Cuando los hijos se le volaron, el funcionario errante sintió como si se le agigantara el pasado y forzó su lesa memoria para intentar mantener en los ojos y los labios, en la risa y el deseo, en los cantos y las errancias, el empuje de una resucitada adolescencia.

Plegaria democrática


Yo confieso ante la Democracia, consoladora de los justos, y ante vosotros, hermanos demócratas, que atento mucho contra nuestro ideal compartido con el pensamiento, la palabra, la obra y la omisión.
¡Por mi culpa, por mi culpa, por mi gran culpa!
Porque me acechan pensamientos antidemocráticos, serias dudas de fe en la democracia, cuando compruebo las propiedades que el dinero ha, hubo y habrá, en el principio, ahora y siempre, por los siglos de los siglos.
Porque se me escapan palabras antidemocráticas cuando hablo de toda esa gente peor que nosotros. ¡Me refiero a esos antidemócratas del infierno!
Porque impongo mis opiniones a mis subordinados con la arbitrariedad y la impunidad del más denostable de los dictadores, argumentando – y creyéndomelo – que es lo mejor para todos.

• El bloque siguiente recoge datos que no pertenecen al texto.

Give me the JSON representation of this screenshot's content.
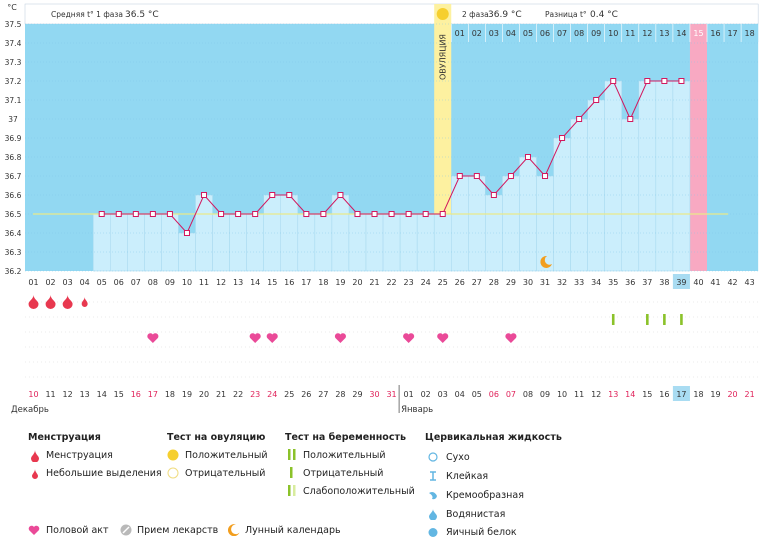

Y, lo más importante, por lo mucho que no hago para implementar o reflotar la democracia en este valle de codicias.
¡Quién pudiera expulsar a los mercaderes del templo, armado solo con el látigo de la democrática indignación! ¡Quien pudiera prometer un paraíso no fiscal!
Por eso ruego al gobierno mundial, casi virgen, a los pensadores alados de Porto Alegre, a los políticos no corruptos y a vostros, demócratas globales, que intercedáis por mi ante... ante... lo ante posible.